É o futuro do indivíduo e o futuro colectivo com DeLillo a colocar o homem como dono ou determinante do destino de um e de outro. Se eu posso decidir não morrer suspendendo a minha vida, que planeta vou encontrar à frente. Ross surge como o grande interpelador ou provocador, quando diz ao filho que vai acompanhar a mulher apesar de o seu corpo não estar doente. “Eu vou com ela”, porque não quer viver sem ela. “Crime?” É outro grande activador de consciência, o dilema da escolha individual na sua solidão, a par do desafio/pedido Artis a Jeff, “vem connosco”.   

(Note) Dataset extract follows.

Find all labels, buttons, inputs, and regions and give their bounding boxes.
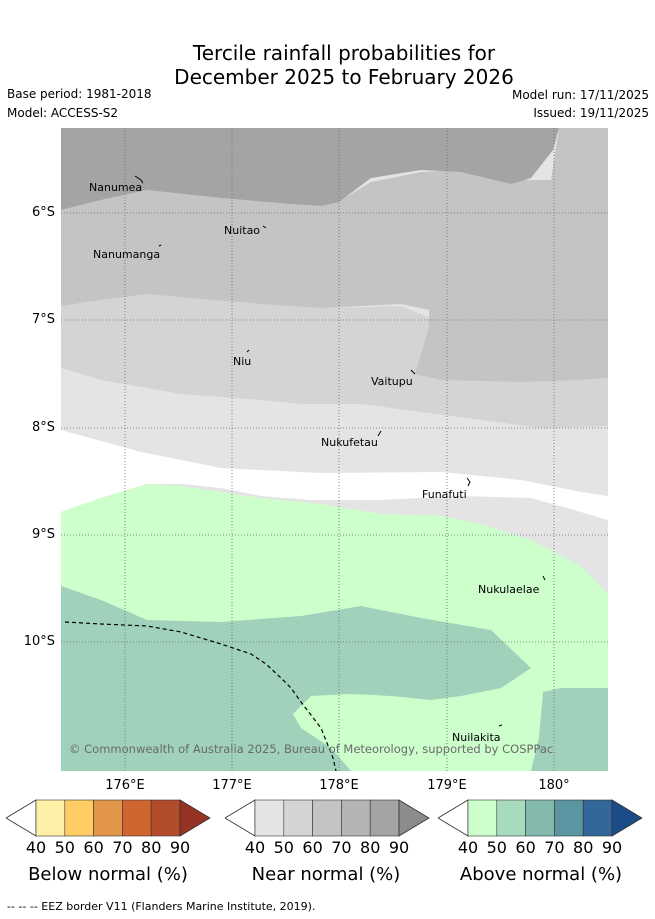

Zero K é o grande livro de questionamento acerca da morte, no momento em que Don DeLillo acaba de completar 80 anos, onde se permite mergulhar num imaginário próximo da ficção científica, para voltar à superfície, ou à narrativa do real de que é um dos mais brilhantes nomes. Temos a desumanização e o regresso ao mais emotivo e banal do ser humano. Quando o romance parece estar numa espécie de território branco, independente, onde o homem se permite todas as questões fora do ambiente real, numa redoma científica, ele devolve-nos à humanidade do dia-a-dia, no caso ao quotidiano nova-iorquino. É aí que DeLillo se revela um dos mais brilhantes narradores, capaz de captar e de devolver em frases aparentemente simples e de uma extrema acutilância o que é estar vivo no presente e em permanente desassossego. “O tempo é múltiplo, o tempo é simultâneo. Este momento acontece, aconteceu, vai acontecer”, dirá uma personagem que interpela acerca do papel da língua para entender o que aí vem, o que se pode passar noutra dimensão como a da Convergência. O que temos é o banal do quotidiano e a exploração de todas as possibilidades de se ser humano, seja enquanto partícula ínfima do universo, seja como o seu grande modelo de criação.